Eu não gostava do que via, mas me assustou perceber que estava começando a me acostumar.
Foi nesse momento que sair deixou de ser apenas uma escolha profissional. Tornou-se uma tentativa de preservar alguma coisa em mim que ainda não havia sido engolida por aquela dinâmica.
O primeiro texto deste blog veio desse conflito.
Eu ainda não conseguia falar diretamente sobre o que tinha vivido, por isso escrevi sobre planejamento, propósito e resistência.

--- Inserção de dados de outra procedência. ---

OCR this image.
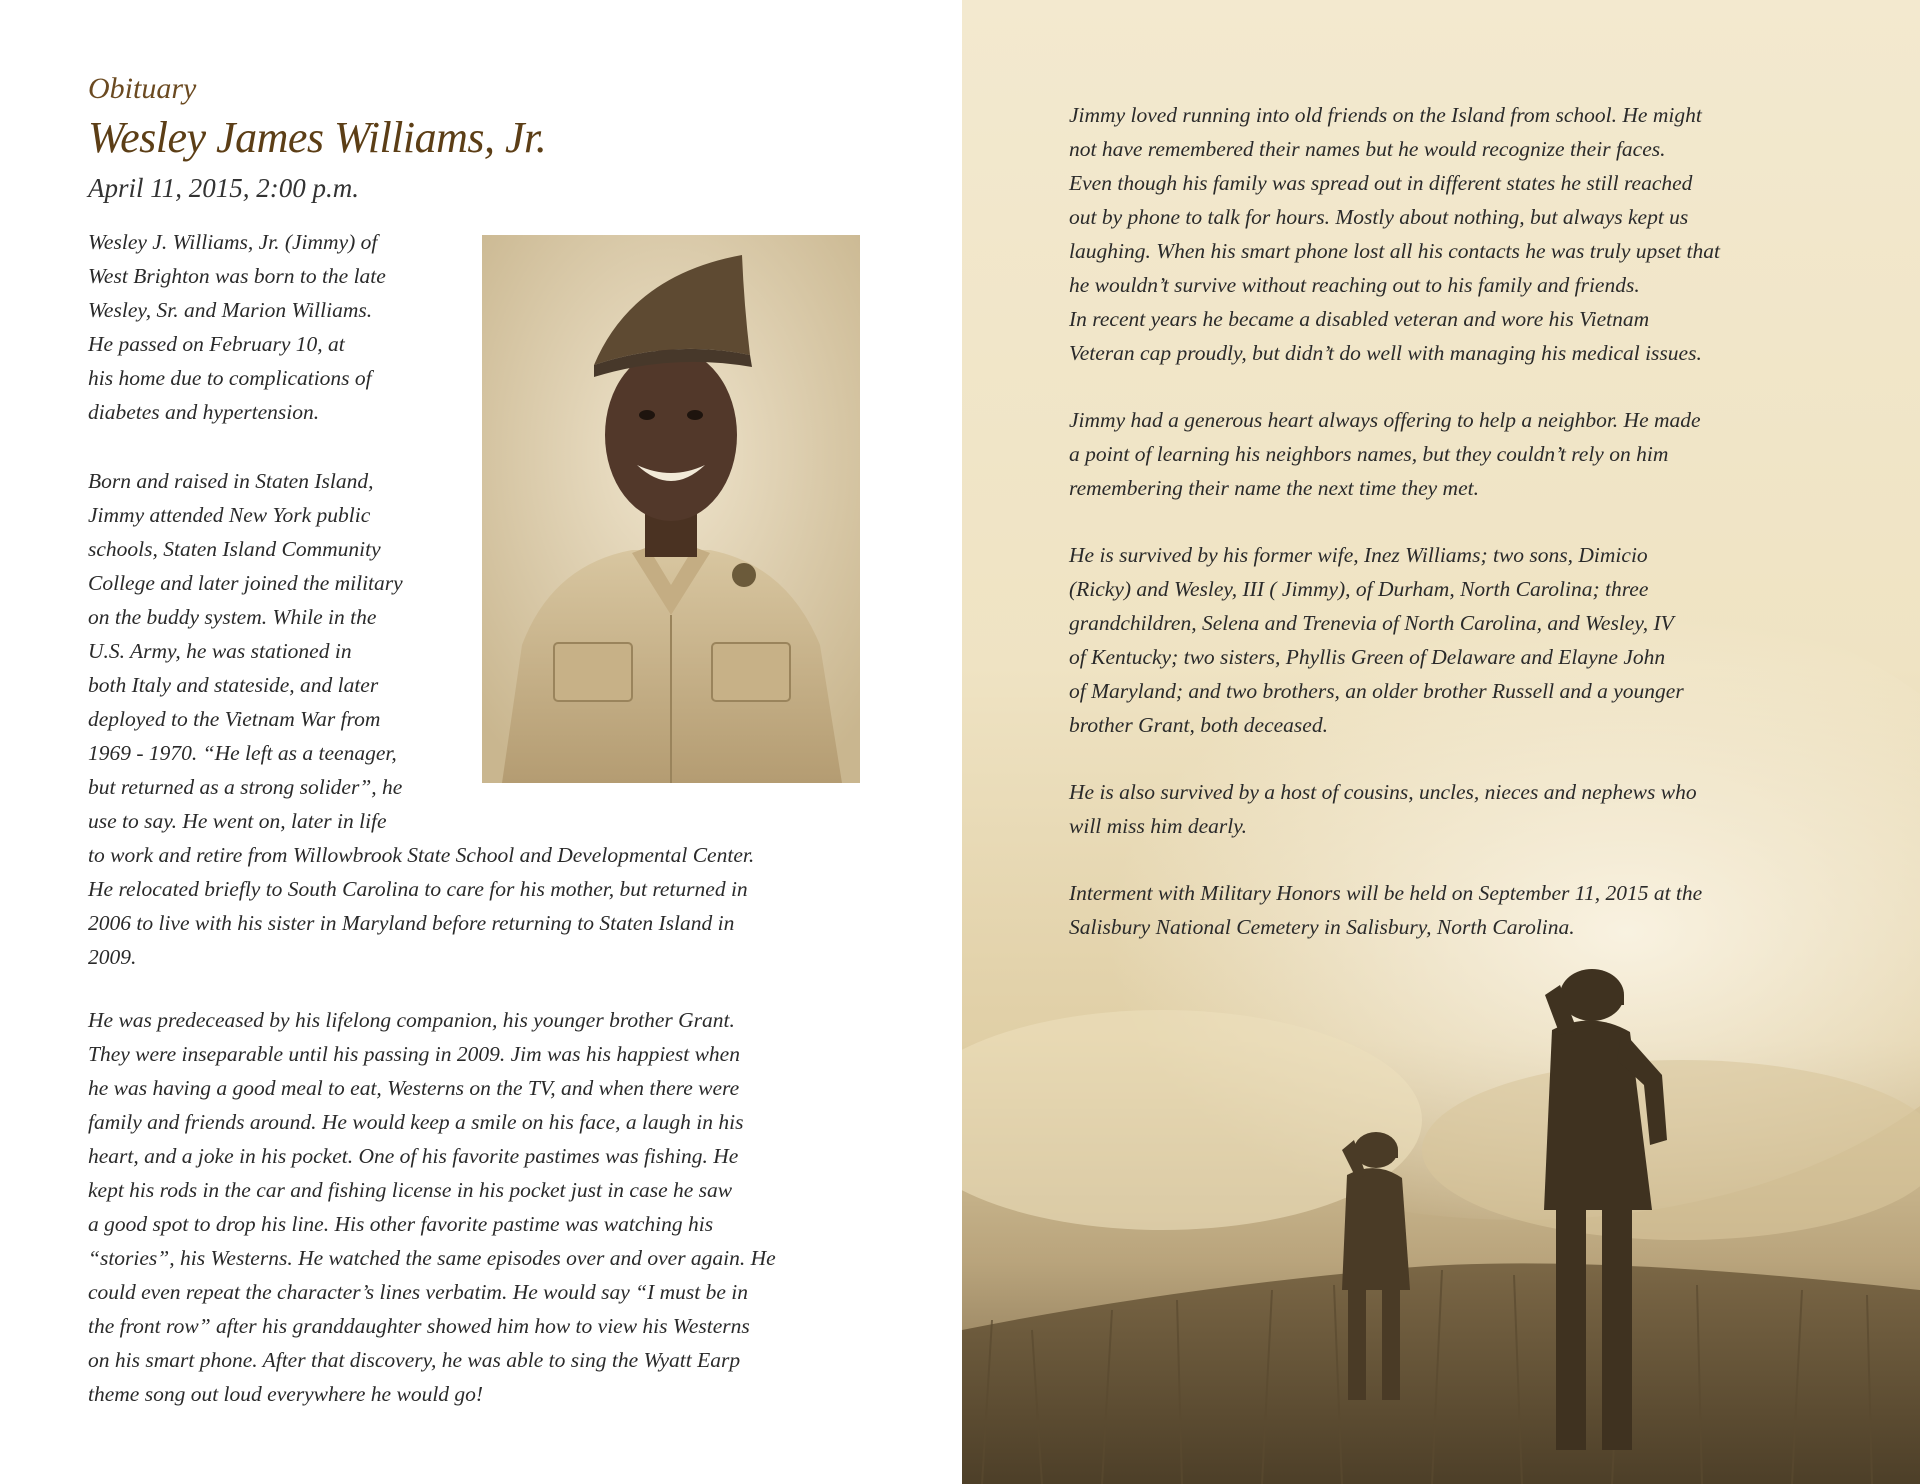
Obituary
Wesley James Williams, Jr.

April 11, 2015, 2:00 p.m.

Wesley J. Williams, Jr. (Jimmy) of
West Brighton was born to the late
Wesley, Sr. and Marion Williams.
He passed on February 10, at
his home due to complications of
diabetes and hypertension.

Born and raised in Staten Island,
Jimmy attended New York public
schools, Staten Island Community
College and later joined the military
on the buddy system. While in the
U.S. Army, he was stationed in
both Italy and stateside, and later
deployed to the Vietnam War from
1969 - 1970. “He left as a teenager,
but returned as a strong solider”, he
use to say. He went on, later in life

to work and retire from Willowbrook State School and Developmental Center.
He relocated briefly to South Carolina to care for his mother, but returned in
2006 to live with his sister in Maryland before returning to Staten Island in
2009.

He was predeceased by his lifelong companion, his younger brother Grant.
They were inseparable until his passing in 2009. Jim was his happiest when
he was having a good meal to eat, Westerns on the TV, and when there were
family and friends around. He would keep a smile on his face, a laugh in his
heart, and a joke in his pocket. One of his favorite pastimes was fishing. He
kept his rods in the car and fishing license in his pocket just in case he saw
a good spot to drop his line. His other favorite pastime was watching his
“stories”, his Westerns. He watched the same episodes over and over again. He
could even repeat the character’s lines verbatim. He would say “I must be in
the front row” after his granddaughter showed him how to view his Westerns
on his smart phone. After that discovery, he was able to sing the Wyatt Earp
theme song out loud everywhere he would go!

Jimmy loved running into old friends on the Island from school. He might
not have remembered their names but he would recognize their faces.
Even though his family was spread out in different states he still reached
out by phone to talk for hours. Mostly about nothing, but always kept us
laughing. When his smart phone lost all his contacts he was truly upset that
he wouldn’t survive without reaching out to his family and friends.
In recent years he became a disabled veteran and wore his Vietnam
Veteran cap proudly, but didn’t do well with managing his medical issues.

Jimmy had a generous heart always offering to help a neighbor. He made
a point of learning his neighbors names, but they couldn’t rely on him
remembering their name the next time they met.

He is survived by his former wife, Inez Williams; two sons, Dimicio
(Ricky) and Wesley, III ( Jimmy), of Durham, North Carolina; three
grandchildren, Selena and Trenevia of North Carolina, and Wesley, IV
of Kentucky; two sisters, Phyllis Green of Delaware and Elayne John
of Maryland; and two brothers, an older brother Russell and a younger
brother Grant, both deceased.

He is also survived by a host of cousins, uncles, nieces and nephews who
will miss him dearly.

Interment with Military Honors will be held on September 11, 2015 at the
Salisbury National Cemetery in Salisbury, North Carolina.
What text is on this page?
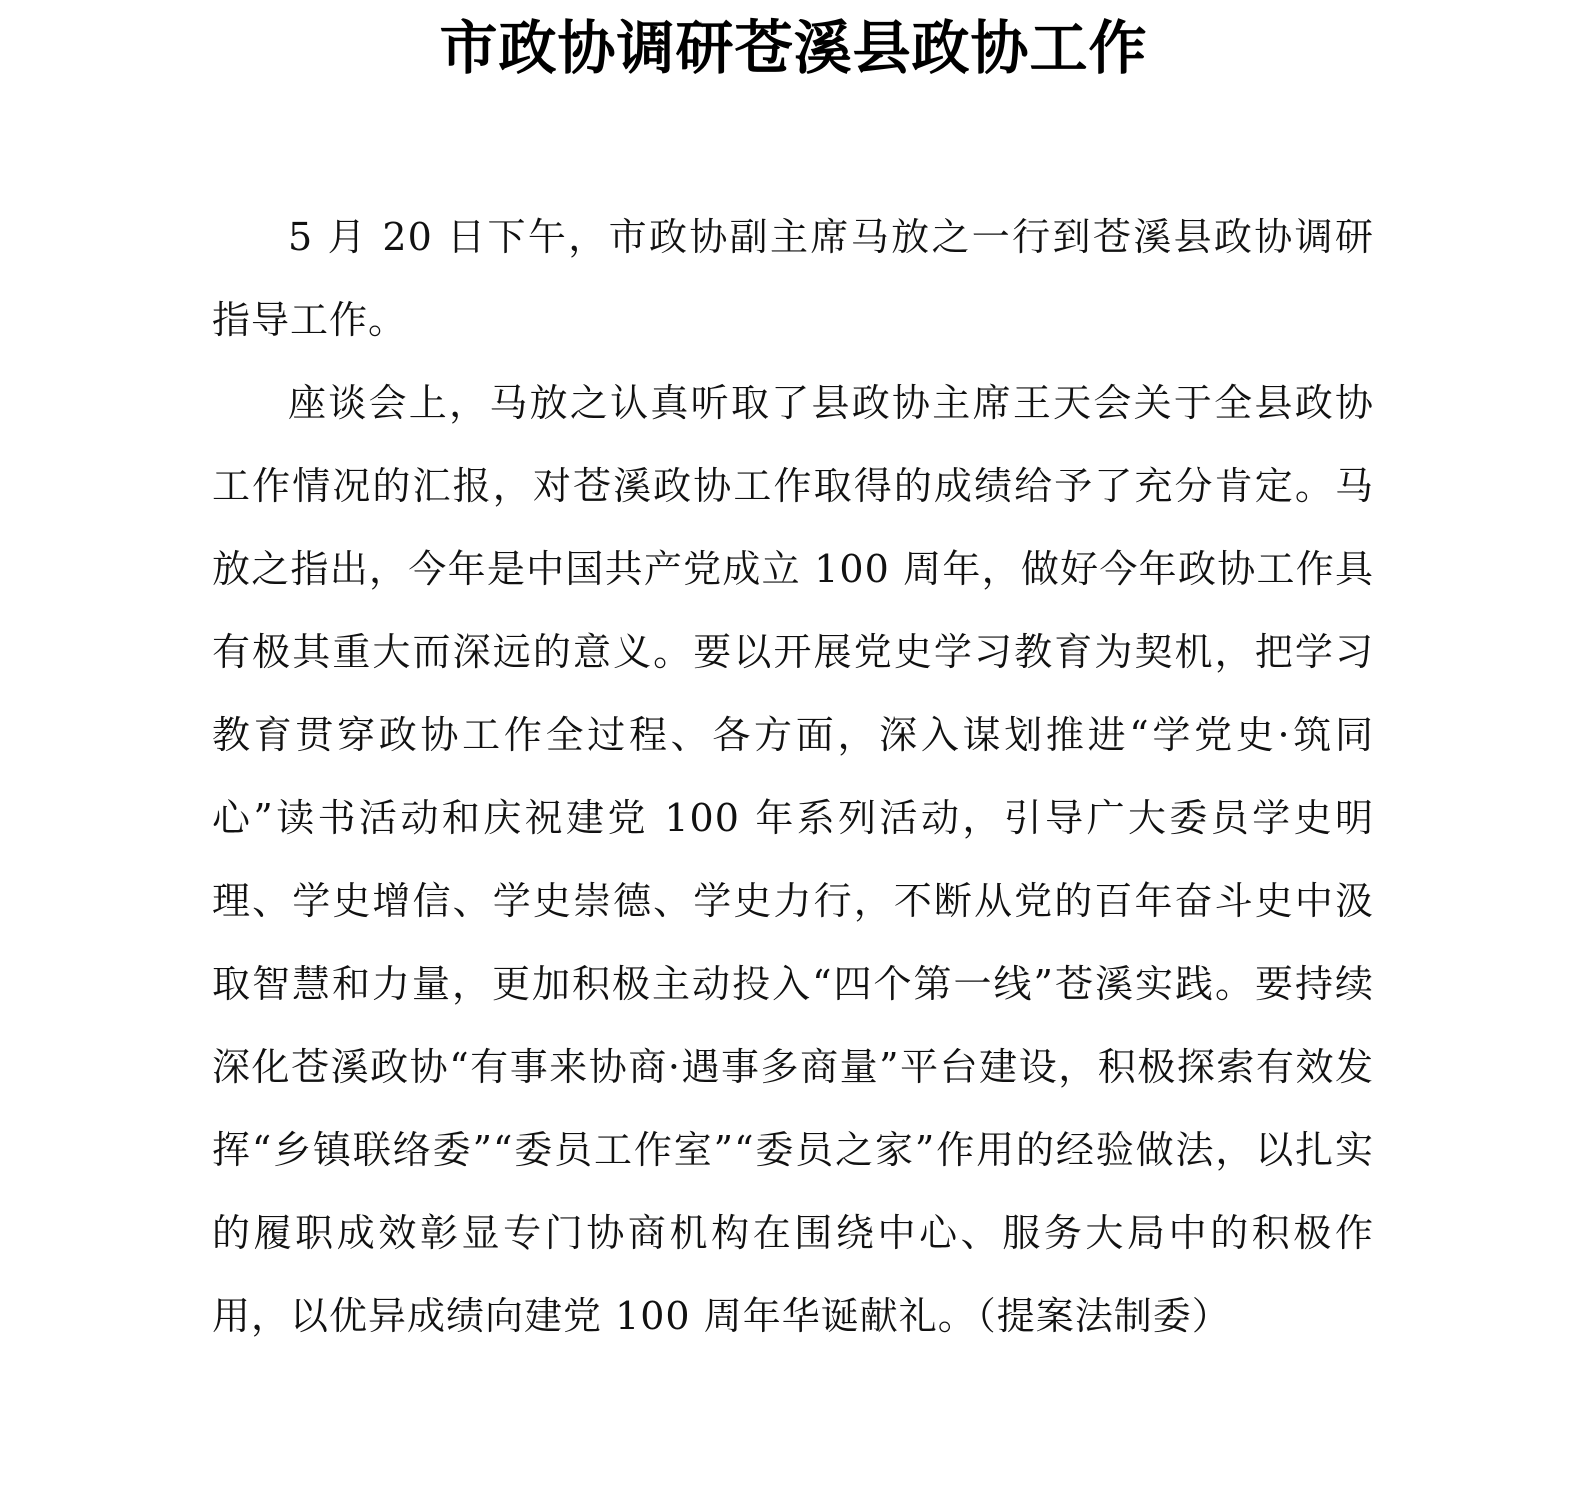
市政协调研苍溪县政协工作

5 月 20 日下午，市政协副主席马放之一行到苍溪县政协调研指导工作。

座谈会上，马放之认真听取了县政协主席王天会关于全县政协工作情况的汇报，对苍溪政协工作取得的成绩给予了充分肯定。马放之指出，今年是中国共产党成立 100 周年，做好今年政协工作具有极其重大而深远的意义。要以开展党史学习教育为契机，把学习教育贯穿政协工作全过程、各方面，深入谋划推进“学党史·筑同心”读书活动和庆祝建党 100 年系列活动，引导广大委员学史明理、学史增信、学史崇德、学史力行，不断从党的百年奋斗史中汲取智慧和力量，更加积极主动投入“四个第一线”苍溪实践。要持续深化苍溪政协“有事来协商·遇事多商量”平台建设，积极探索有效发挥“乡镇联络委”“委员工作室”“委员之家”作用的经验做法，以扎实的履职成效彰显专门协商机构在围绕中心、服务大局中的积极作用，以优异成绩向建党 100 周年华诞献礼。（提案法制委）
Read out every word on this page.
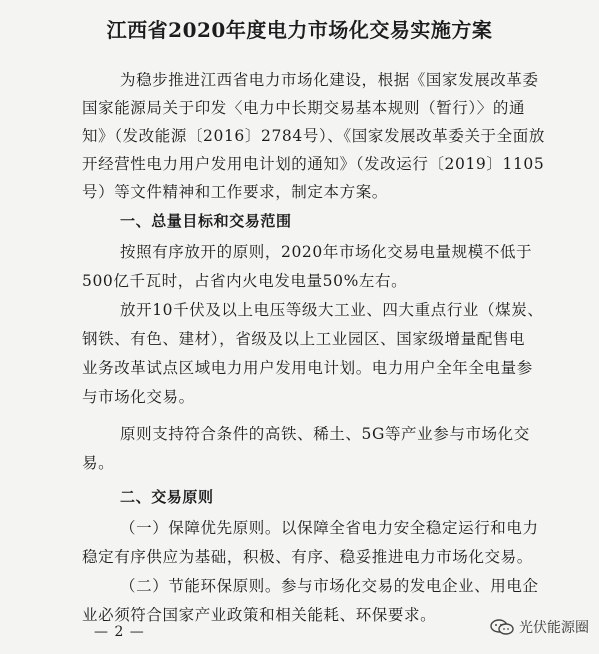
江西省2020年度电力市场化交易实施方案
为稳步推进江西省电力市场化建设，根据《国家发展改革委
国家能源局关于印发〈电力中长期交易基本规则（暂行）〉的通
知》（发改能源〔2016〕2784号）、《国家发展改革委关于全面放
开经营性电力用户发用电计划的通知》（发改运行〔2019〕1105
号）等文件精神和工作要求，制定本方案。
一、总量目标和交易范围
按照有序放开的原则，2020年市场化交易电量规模不低于
500亿千瓦时，占省内火电发电量50%左右。
放开10千伏及以上电压等级大工业、四大重点行业（煤炭、
钢铁、有色、建材），省级及以上工业园区、国家级增量配售电
业务改革试点区域电力用户发用电计划。电力用户全年全电量参
与市场化交易。
原则支持符合条件的高铁、稀土、5G等产业参与市场化交
易。
二、交易原则
（一）保障优先原则。以保障全省电力安全稳定运行和电力
稳定有序供应为基础，积极、有序、稳妥推进电力市场化交易。
（二）节能环保原则。参与市场化交易的发电企业、用电企
业必须符合国家产业政策和相关能耗、环保要求。
— 2 —	光伏能源圈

Usei ideias profissionais para organizar uma experiência que continuava bagunçada dentro de mim. Era uma maneira de começar a dizer, mesmo sem dizer tudo.
Depois vieram textos sobre liderança, relações, poder, tecnologia, injustiça, perdas e recomeços. Aos poucos, o blog deixou de ser apenas um espaço para compartilhar opiniões e passou a ser o lugar onde tento compreender o que vivi e aquilo que muita gente sente, mas nem sempre consegue colocar em palavras.
Escrever não mudou o passado nem corrigiu minhas omissões. Também não transformou aquela decisão em uma história bonita, na qual tudo deu certo depois que tive coragem de ir embora.
Mas impediu que aquela experiência tivesse a última palavra sobre quem eu seria depois dela.
Este blog não nasceu de um planejamento editorial ou da certeza de que eu tinha algo importante para ensinar. Ele começou com uma decisão difícil e com coisas que, durante muito tempo, eu não consegui dizer em voz alta.
Hoje, quando olho para tudo o que escrevi desde então, percebo que sair não foi apenas o fim de uma fase profissional.
Foi o começo deste lugar.
No início, eu escrevia para entender o que havia acontecido comigo. Com o tempo, chegaram mensagens de pessoas que também tinham permanecido tempo demais, guardado opiniões ou suportado ambientes que já não faziam sentido.
Foi assim que percebi que alguns conflitos podem ser profundamente pessoais sem serem apenas nossos.
Talvez eu tenha começado a escrever para não deixar aquela experiência definir quem eu seria depois dela. Mas foi quando vocês se reconheceram nessas palavras que este lugar deixou de ser apenas meu.
Obrigado a cada pessoa que leu, compartilhou um texto ou confiou em mim para contar a própria história.
Eu precisei sair para recuperar a minha voz. Vocês me mostraram que ela não estava falando sozinha.